AR-15 rifles are displayed for sale at the Guntoberfest gun show in Oaks, Pennsylvania, US, October 6, 2017. (Reuters photo)

A new investigation has shown that lost or stolen US military weapons were reaching America’s streets.

The investigation by “the Associated Press finds that over the past decade, the US military has lost track of hundreds, if not thousands, of grenades, rockets and other pieces of explosive material,” WBUR reported on Tuesday.

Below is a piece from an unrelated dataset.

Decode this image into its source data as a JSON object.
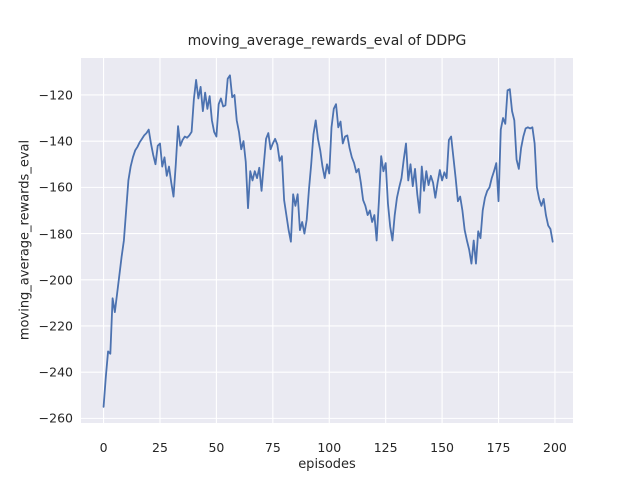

“Those weapons ended up in the hands of criminals, high school students, and in one case, service members with some extreme political views,” the radio station added.

“Our investigation found that a lot of these guns, explosives were being tracked all the way up to the Pentagon. The Pentagon did not have a clear understanding of how many guns went missing, how many explosives went missing each year,” Associated Press reporter Kristin Hall, who has spent years investigating the matter, told WBUR.

When asked if there is a tracking system, Hall said, “there are ways that they track them, but if you have somebody that is familiar with, maybe, the paper records that have to be filled out, or they know they can just say that they blew up something on a training field and actually take it home with them, there is just not a lot of oversight in this area.”

The number of missing, lost or stolen firearms was at least 2,000 from 2010 through this summer, the AP reported, citing the military’s own data, internal memoranda, criminal investigation case files and other sources.

Congress will henceforth require more accountability from the Pentagon, which itself has announced is overhauling how it keeps track of its guns and explosives.

The Pentagon will now have to give lawmakers a report annually on weapons loss and security under the National Defense Authorization Act, which Congress approved this month and President Joe Biden is expected to sign.

“Clearly the accountability on this issue was stopping at too low of a level,” said US Rep. Jason Crow, D-Colorado, a US Army veteran and member of the House Armed Services Committee who supported the reforms.

With the new requirements, “if there are hundreds of missing weapons in that report, members of Congress are going to see it and they are going to be asked about it publicly and held accountable for it.”